Ich möchte mit Freunden telefonieren, ohne, dass daraus eine Podcast-Episode wird. Ich möchte in den Urlaub fahren und keine Bücher rezensieren. Ich möchte einfach nur gammeln, wandern und in die Luft schauen.

Ich möchte es zelebrieren, meine Ambitionen – für wie lange auch immer – verloren zu haben. Denn gleichzeitig habe ich dadurch auch so vieles gewonnen, dass ich gar nicht mehr kannte: Instagram ohne Szene-Beef. Neidfreies Lesen anderer Autorinnen. Zeit für das Schneiden meiner Zehennägel. Alle Staffeln von Selling Sunset. Usw. etc. pp.

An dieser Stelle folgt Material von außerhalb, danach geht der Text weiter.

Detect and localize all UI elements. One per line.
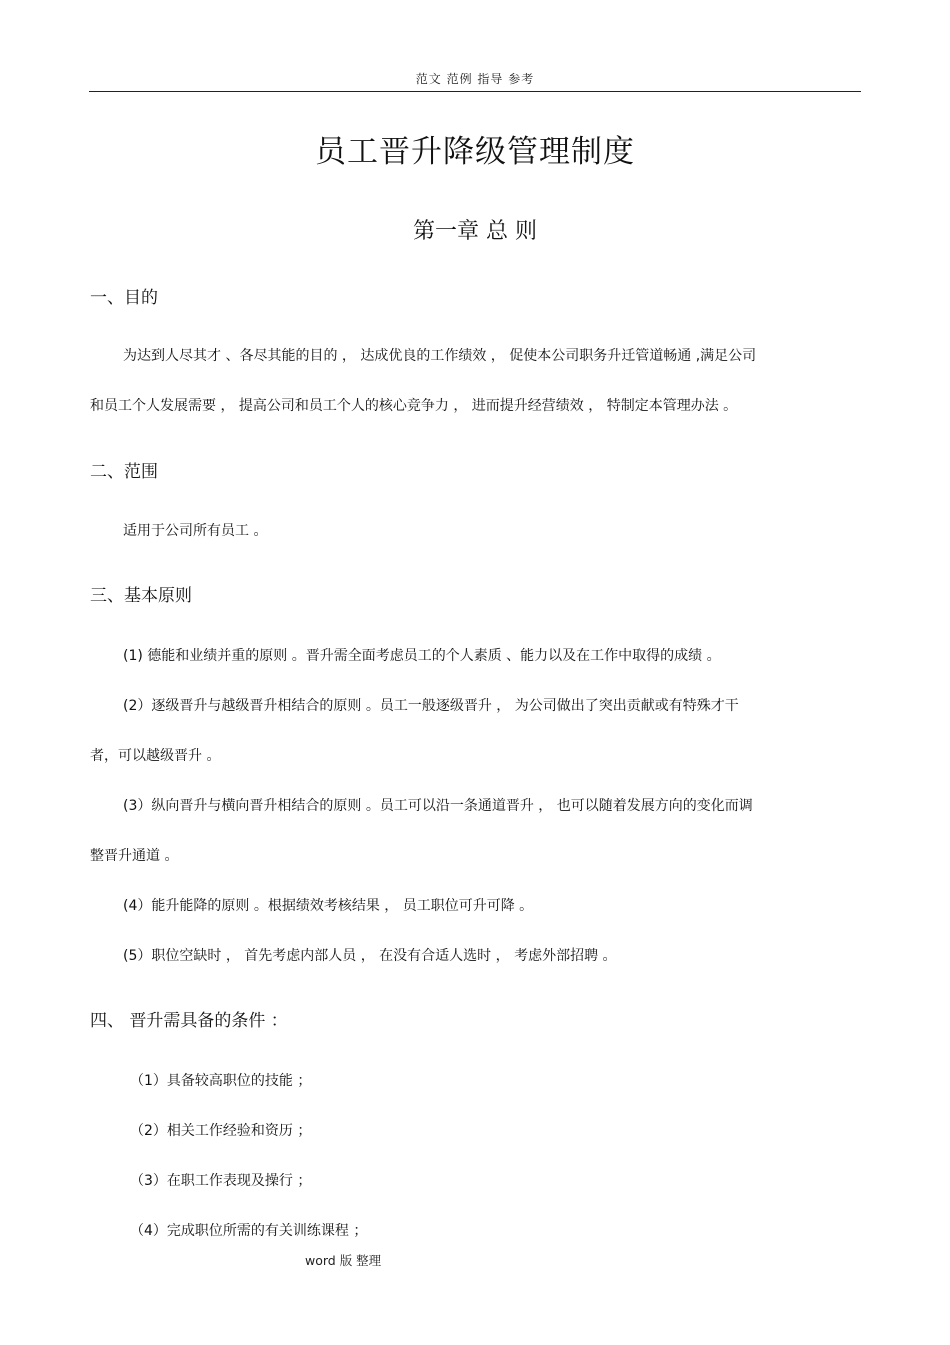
section-heading-conditions: 四、 晋升需具备的条件 ： — [90, 1011, 288, 1031]
section-heading-purpose: 一、目的 — [90, 288, 158, 308]
chapter-heading: 第一章 总 则 — [413, 219, 537, 244]
document-title: 员工晋升降级管理制度 — [315, 134, 635, 170]
scope-paragraph: 适用于公司所有员工 。 — [123, 523, 268, 539]
principle-item-3-continued: 整晋升通道 。 — [90, 848, 179, 864]
page-footer: word 版 整理 — [305, 1253, 382, 1268]
condition-item-1: （1）具备较高职位的技能 ； — [130, 1073, 312, 1089]
purpose-paragraph-line-1: 为达到人尽其才 、各尽其能的目的 ， 达成优良的工作绩效 ， 促使本公司职务升迁管道畅通 ,满足公司 — [123, 348, 757, 364]
principle-item-1: (1) 德能和业绩并重的原则 。晋升需全面考虑员工的个人素质 、能力以及在工作中取得的成绩 。 — [123, 648, 721, 664]
condition-item-3: （3）在职工作表现及操行 ； — [130, 1173, 312, 1189]
page-header: 范文 范例 指导 参考 — [415, 72, 535, 86]
principle-item-4: (4）能升能降的原则 。根据绩效考核结果 ， 员工职位可升可降 。 — [123, 898, 534, 914]
header-divider — [89, 91, 861, 92]
principle-item-2-continued: 者，可以越级晋升 。 — [90, 748, 221, 764]
principle-item-2: (2）逐级晋升与越级晋升相结合的原则 。员工一般逐级晋升 ， 为公司做出了突出贡献或有特殊才干 — [123, 698, 739, 714]
section-heading-scope: 二、范围 — [90, 462, 158, 482]
section-heading-principles: 三、基本原则 — [90, 586, 192, 606]
principle-item-3: (3）纵向晋升与横向晋升相结合的原则 。员工可以沿一条通道晋升 ， 也可以随着发展方向的变化而调 — [123, 798, 753, 814]
condition-item-4: （4）完成职位所需的有关训练课程 ； — [130, 1223, 368, 1239]
principle-item-5: (5）职位空缺时 ， 首先考虑内部人员 ， 在没有合适人选时 ， 考虑外部招聘 。 — [123, 948, 617, 964]
condition-item-2: （2）相关工作经验和资历 ； — [130, 1123, 312, 1139]
purpose-paragraph-line-2: 和员工个人发展需要 ， 提高公司和员工个人的核心竞争力 ， 进而提升经营绩效 ， 特制定本管理办法 。 — [90, 398, 738, 414]
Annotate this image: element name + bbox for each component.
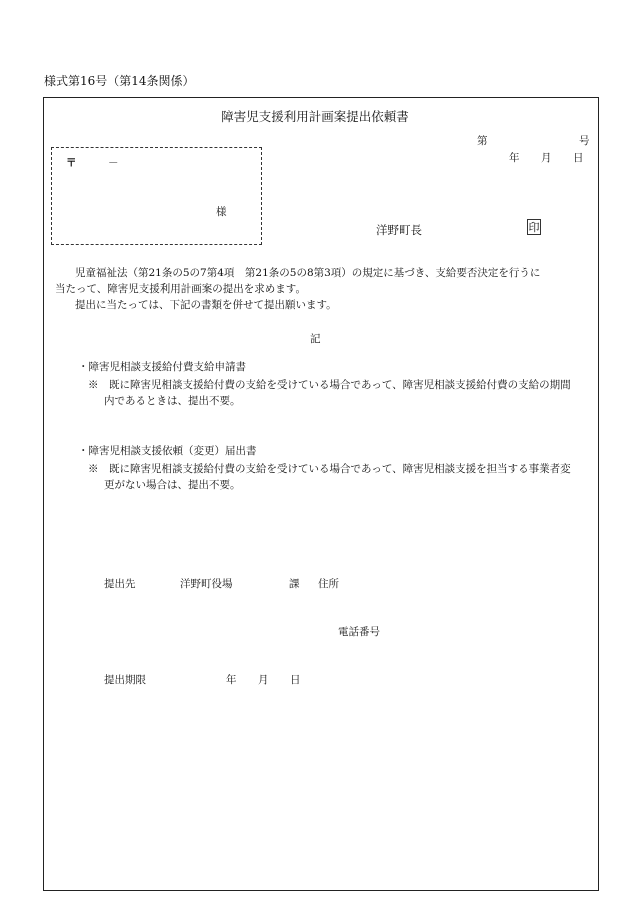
doc-number-dai: 第 (477, 135, 488, 147)
body-paragraph-1-line-1: 児童福祉法（第21条の5の7第4項 第21条の5の8第3項）の規定に基づき、支給要否決定を行うに (75, 267, 541, 279)
item-1-note-line-1: ※ 既に障害児相談支援給付費の支給を受けている場合であって、障害児相談支援給付費の支給の期間 (88, 379, 571, 391)
honorific-sama: 様 (216, 206, 227, 218)
postal-dash: － (108, 157, 119, 169)
body-paragraph-1-line-2: 当たって、障害児支援利用計画案の提出を求めます。 (55, 283, 306, 295)
date-year-label: 年 (509, 152, 520, 164)
item-1-note-line-2: 内であるときは、提出不要。 (104, 395, 241, 407)
form-number: 様式第16号（第14条関係） (44, 74, 195, 88)
deadline-label: 提出期限 (104, 674, 146, 686)
submission-address-label: 住所 (318, 578, 339, 590)
doc-number-go: 号 (579, 135, 590, 147)
submission-phone-label: 電話番号 (338, 626, 380, 638)
item-2-note-line-2: 更がない場合は、提出不要。 (104, 479, 241, 491)
item-2-title: ・障害児相談支援依頼（変更）届出書 (78, 445, 257, 457)
date-month-label: 月 (541, 152, 552, 164)
submission-label: 提出先 (104, 578, 136, 590)
deadline-year-label: 年 (226, 674, 237, 686)
postal-mark: 〒 (66, 157, 77, 169)
document-title: 障害児支援利用計画案提出依頼書 (221, 109, 409, 124)
date-day-label: 日 (573, 152, 584, 164)
issuer-mayor: 洋野町長 (376, 223, 422, 237)
submission-section-ka: 課 (289, 578, 300, 590)
deadline-day-label: 日 (290, 674, 301, 686)
item-1-title: ・障害児相談支援給付費支給申請書 (78, 361, 246, 373)
deadline-month-label: 月 (258, 674, 269, 686)
seal-box: 印 (528, 221, 540, 234)
body-paragraph-2: 提出に当たっては、下記の書類を併せて提出願います。 (75, 299, 337, 311)
ki-heading: 記 (310, 333, 321, 345)
address-box (51, 147, 262, 245)
submission-office: 洋野町役場 (180, 578, 233, 590)
item-2-note-line-1: ※ 既に障害児相談支援給付費の支給を受けている場合であって、障害児相談支援を担当する事業者変 (88, 463, 571, 475)
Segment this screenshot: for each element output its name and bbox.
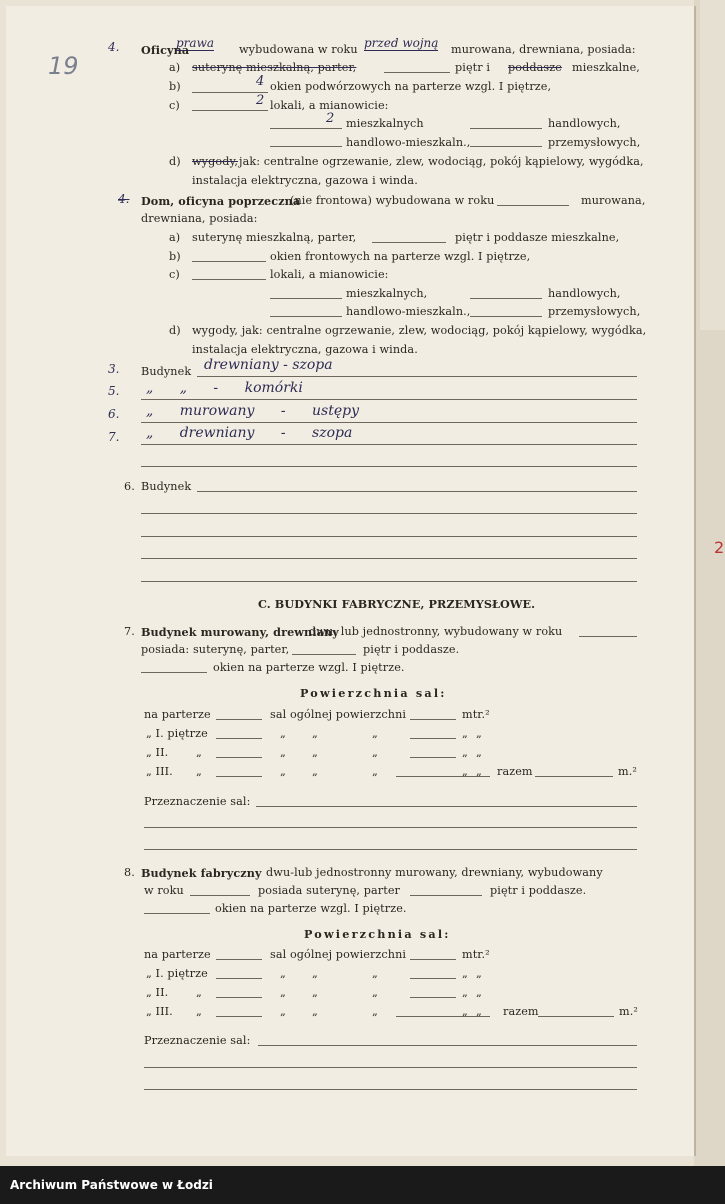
s4-text1: wybudowana w roku bbox=[239, 43, 358, 56]
s5-d-prefix: d) bbox=[169, 324, 181, 337]
s7-text2a: posiada: suterynę, parter, bbox=[141, 643, 290, 656]
s8-r2: „ I. piętrze bbox=[146, 967, 208, 980]
s8-title: Budynek fabryczny bbox=[141, 866, 262, 880]
s7-r4-q0: „ bbox=[196, 765, 202, 778]
s8-r3: „ II. bbox=[146, 986, 169, 999]
s8-text1: dwu-lub jednostronny murowany, drewniany, wybudowany bbox=[266, 866, 603, 879]
s5-m1-line bbox=[270, 298, 342, 299]
s7-r3-q4: „ bbox=[462, 746, 468, 759]
s8-r4-q2: „ bbox=[312, 1005, 318, 1018]
s5-a-prefix: a) bbox=[169, 231, 181, 244]
s7-r2-q5: „ bbox=[476, 727, 482, 740]
s7-r4-q5: „ bbox=[476, 765, 482, 778]
s5-m3: handlowo-mieszkaln., bbox=[346, 305, 471, 318]
hw-row-line-3 bbox=[141, 422, 637, 423]
s8-r2-q1: „ bbox=[280, 967, 286, 980]
s8-przezn-line-3 bbox=[144, 1089, 637, 1090]
s5-m1: mieszkalnych, bbox=[346, 287, 428, 300]
s6-label: Budynek bbox=[141, 480, 192, 493]
s4-c-text: lokali, a mianowicie: bbox=[270, 99, 389, 112]
s4-a-prefix: a) bbox=[169, 61, 181, 74]
s8-text2a: w roku bbox=[144, 884, 184, 897]
s7-r4-q3: „ bbox=[372, 765, 378, 778]
s5-text1: (nie frontowa) wybudowana w roku bbox=[290, 194, 495, 207]
s5-m4: przemysłowych, bbox=[548, 305, 641, 318]
s5-b-line bbox=[192, 261, 266, 262]
s5-a-text: suterynę mieszkalną, parter, bbox=[192, 231, 357, 244]
hw-row-text-3: „ murowany - ustępy bbox=[146, 403, 359, 419]
s8-r2-q5: „ bbox=[476, 967, 482, 980]
budynek-label: Budynek bbox=[141, 365, 192, 378]
s8-r4-q0: „ bbox=[196, 1005, 202, 1018]
s8-r2-line-a bbox=[216, 978, 262, 979]
s5-title: Dom, oficyna poprzeczna bbox=[141, 194, 301, 208]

Wie wäre es also, sich nach der (hoffentlich) stressigsten Dekade seines Lebens einfach mal ein bisschen Leben zu gönnen? Ohne der ständigen Anxiety, irgendwo nicht rechtzeitig hinzukommen. Ganz ehrlich? So schön ist es ganz oben eh sicher nicht.

Schaut euch einfach mal die Kommentare zu den wichtigen Leuten dieses Landes an und ihr wisst Bescheid.